平成最後の年の瀬も、いよいよ押し迫ってきた。スポーツにおける平成とは、果たしてどんな時代だったのだろう。それを一言で言い表すのは難しいが、私にはグローカル(glocal)という言葉がストンと胸に落ちる。言うまでもなくグローバル(global)とローカル(local)の造語である。それを主導したのが国内初のプロサッカーリーグ、すなわちJリーグだったと私は考えている。

 

 Jリーグが創設されたのは1991年(平成3年)11月。92年(平成4年)9月にはJリーグカップがスタートし、93年(平成5年)5月には、初のリーグ戦が華々しく開幕した。

 

 印象的だったのは初代チェアマン川淵三郎の開会宣言だ。「スポーツを愛する多くのファンの皆様に支えられまして、Jリーグは今日ここに大きな夢の実現に向かってその第一歩を踏み出します」。スピーチの肝は「サッカーを愛する」ではなく、「スポーツを愛する」としたことだった。そこには「この国のスポーツの姿そのものを変えていきたい」との川淵の強いメッセージが込められていた。

 

 Jリーグが誕生するまで、日本のスポーツの主役は「学校」と「企業」であり、「地域」や「住民」は黒衣に過ぎなかった。川淵が掲げる「地域密着」の理念は、その後、プロ野球をはじめ、多くの競技に影響を与え、2011年(平成23年)に成立したスポーツ基本法においても、「地域の一体感や活力を醸成するもの」「地域社会の再生に寄与するもの」といった文言が盛り込まれた。

 

 またJリーグは日本サッカーが世界へと飛翔する基盤ともなった。93年(平成5年)の“ドーハの悲劇”はW杯の前に仁王立ちする壁の高さを私たちに知らしめた。

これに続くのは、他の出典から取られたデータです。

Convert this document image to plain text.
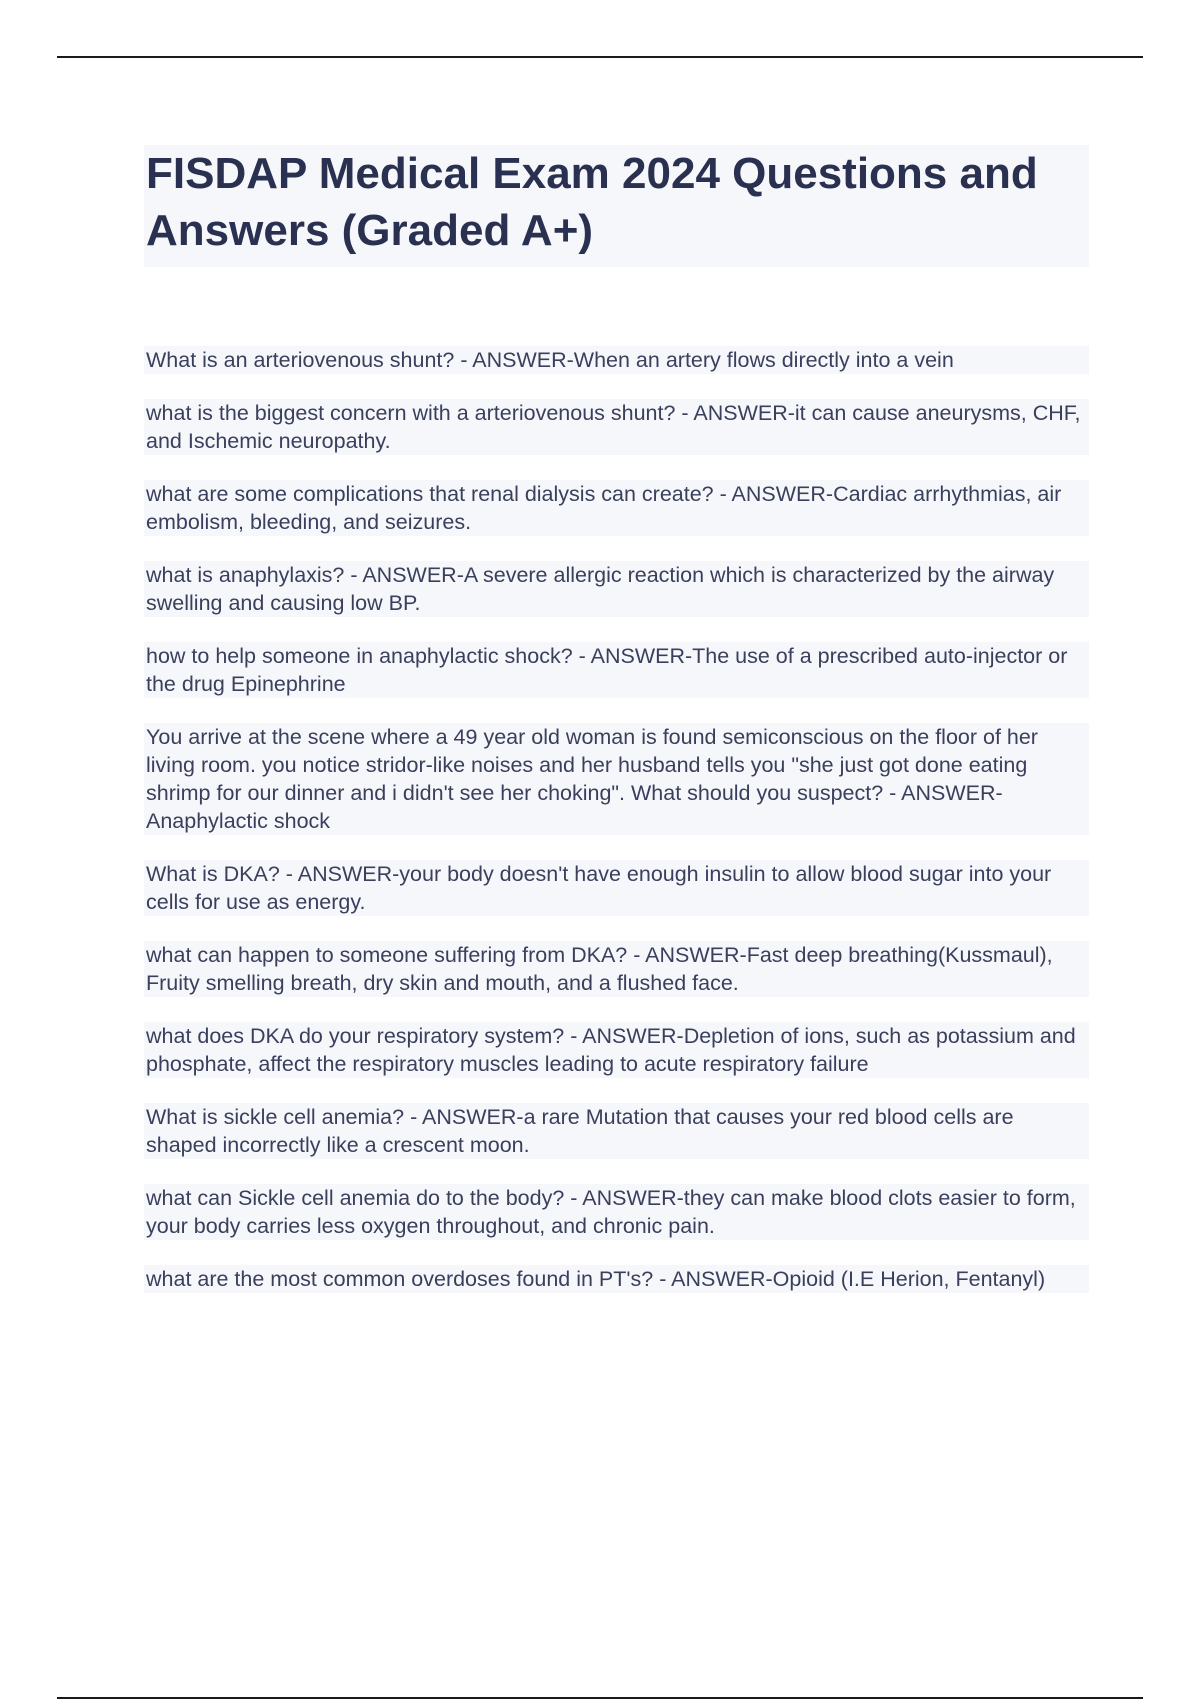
FISDAP Medical Exam 2024 Questions and Answers (Graded A+)

What is an arteriovenous shunt? - ANSWER-When an artery flows directly into a vein

what is the biggest concern with a arteriovenous shunt? - ANSWER-it can cause aneurysms, CHF, and Ischemic neuropathy.

what are some complications that renal dialysis can create? - ANSWER-Cardiac arrhythmias, air embolism, bleeding, and seizures.

what is anaphylaxis? - ANSWER-A severe allergic reaction which is characterized by the airway swelling and causing low BP.

how to help someone in anaphylactic shock? - ANSWER-The use of a prescribed auto-injector or the drug Epinephrine

You arrive at the scene where a 49 year old woman is found semiconscious on the floor of her living room. you notice stridor-like noises and her husband tells you "she just got done eating shrimp for our dinner and i didn't see her choking". What should you suspect? - ANSWER-Anaphylactic shock

What is DKA? - ANSWER-your body doesn't have enough insulin to allow blood sugar into your cells for use as energy.

what can happen to someone suffering from DKA? - ANSWER-Fast deep breathing(Kussmaul), Fruity smelling breath, dry skin and mouth, and a flushed face.

what does DKA do your respiratory system? - ANSWER-Depletion of ions, such as potassium and phosphate, affect the respiratory muscles leading to acute respiratory failure

What is sickle cell anemia? - ANSWER-a rare Mutation that causes your red blood cells are shaped incorrectly like a crescent moon.

what can Sickle cell anemia do to the body? - ANSWER-they can make blood clots easier to form, your body carries less oxygen throughout, and chronic pain.

what are the most common overdoses found in PT's? - ANSWER-Opioid (I.E Herion, Fentanyl)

あの絶望があったからこそ97年(平成9年)の“ジョホールバルの歓喜”を国民は国家的慶事として祝うことができたのである。

 

「外交は内政の延長にある」とはよく聞く言葉だが、「地域密着」を理念に掲げたJリーグの存在なくして、日本代表の6大会連続W杯出場はありえなかった。

 

 振り返れば、サッカー日本代表が躍進する以前、バレーボールのナショナルチームは「全日本」、ラグビーは「ジャパン」と名乗っていた。今もその名残はあるものの、以降、多くの競技において「代表」が一般的になった。これも平成に入ってからの現象である。